Schorsing van de vervolging van een 80-jarige man met Alzheimerdementie wegens onvermogen om de strekking van de vervolging te begrijpen

In deze zaak heeft de Rechtbank Amsterdam op 20 juli 2023 uitspraak gedaan in de strafzaak tegen een 80-jarige man die ervan wordt verdacht op 8 maart 2023 een zorgbegeleider in een verpleeghuis van haar vrijheid te hebben beroofd en te hebben bedreigd. De rechtbank heeft de vervolging geschorst op grond van artikel 16 van het Wetboek van Strafvordering (Sv), omdat de verdachte lijdt aan Alzheimerdementie en niet in staat is te begrijpen waarvan hij wordt verdacht. De rechtbank heeft vastgesteld dat de verdachte, die eerder in een PPC verbleef, niet in staat is om de strekking van de tegen hem ingestelde vervolging te begrijpen en dat zijn geheugenproblemen en cognitieve beperkingen hem belemmeren om effectief deel te nemen aan het strafproces.

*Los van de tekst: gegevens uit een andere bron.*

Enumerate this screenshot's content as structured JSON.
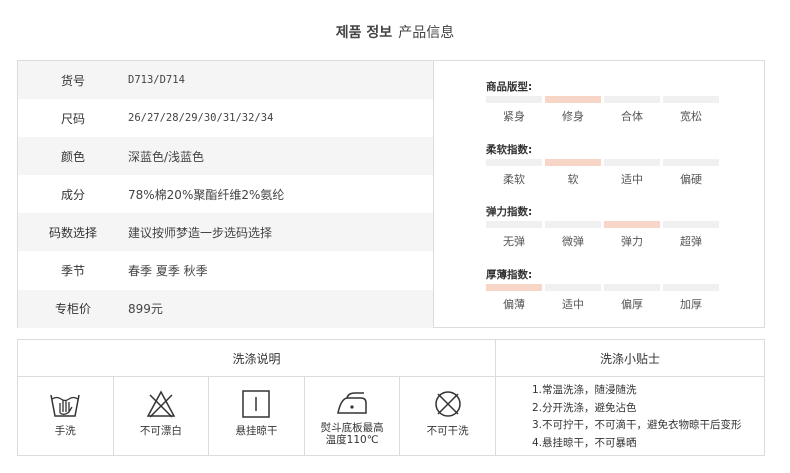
{
  "header": {
    "title_ko": "제품 정보",
    "title_cn": "产品信息"
  },
  "info_rows": [
    {
      "label": "货号",
      "value": "D713/D714",
      "mono": true
    },
    {
      "label": "尺码",
      "value": "26/27/28/29/30/31/32/34",
      "mono": true
    },
    {
      "label": "颜色",
      "value": "深蓝色/浅蓝色",
      "mono": false
    },
    {
      "label": "成分",
      "value": "78%棉20%聚酯纤维2%氨纶",
      "mono": false
    },
    {
      "label": "码数选择",
      "value": "建议按师梦造一步选码选择",
      "mono": false
    },
    {
      "label": "季节",
      "value": "春季 夏季 秋季",
      "mono": false
    },
    {
      "label": "专柜价",
      "value": "899元",
      "mono": false
    }
  ],
  "attributes": [
    {
      "title": "商品版型:",
      "options": [
        "紧身",
        "修身",
        "合体",
        "宽松"
      ],
      "selected_index": 1
    },
    {
      "title": "柔软指数:",
      "options": [
        "柔软",
        "软",
        "适中",
        "偏硬"
      ],
      "selected_index": 1
    },
    {
      "title": "弹力指数:",
      "options": [
        "无弹",
        "微弹",
        "弹力",
        "超弹"
      ],
      "selected_index": 2
    },
    {
      "title": "厚薄指数:",
      "options": [
        "偏薄",
        "适中",
        "偏厚",
        "加厚"
      ],
      "selected_index": 0
    }
  ],
  "colors": {
    "highlight": "#f7d6c8",
    "bar": "#f0f0f0",
    "border": "#dcdcdc"
  },
  "wash": {
    "heading": "洗涤说明",
    "items": [
      {
        "icon": "hand-wash-icon",
        "caption": "手洗"
      },
      {
        "icon": "no-bleach-icon",
        "caption": "不可漂白"
      },
      {
        "icon": "hang-dry-icon",
        "caption": "悬挂晾干"
      },
      {
        "icon": "iron-icon",
        "caption_line1": "熨斗底板最高",
        "caption_line2": "温度110℃"
      },
      {
        "icon": "no-dry-clean-icon",
        "caption": "不可干洗"
      }
    ]
  },
  "tips": {
    "heading": "洗涤小贴士",
    "lines": [
      "1.常温洗涤，随浸随洗",
      "2.分开洗涤，避免沾色",
      "3.不可拧干，不可滴干，避免衣物晾干后变形",
      "4.悬挂晾干，不可暴晒"
    ]
  }
}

De rechtbank heeft de vordering van de officier van justitie en de argumenten van de verdediging tegen elkaar afgewogen. De verdediging stelde dat de vervolging niet passend was en dat het Openbaar Ministerie niet-ontvankelijk verklaard moest worden. De rechtbank oordeelde echter dat de beslissing van het Openbaar Ministerie om te vervolgen gerechtvaardigd was, gezien het hoge recidiverisico van de verdachte en de noodzaak om de veiligheid van de maatschappij te waarborgen. De rechtbank heeft ook de eerdere uitspraken van het gerechtshof Amsterdam in aanmerking genomen, waarin werd geoordeeld dat de verdachte niet in staat was om het strafproces te volgen.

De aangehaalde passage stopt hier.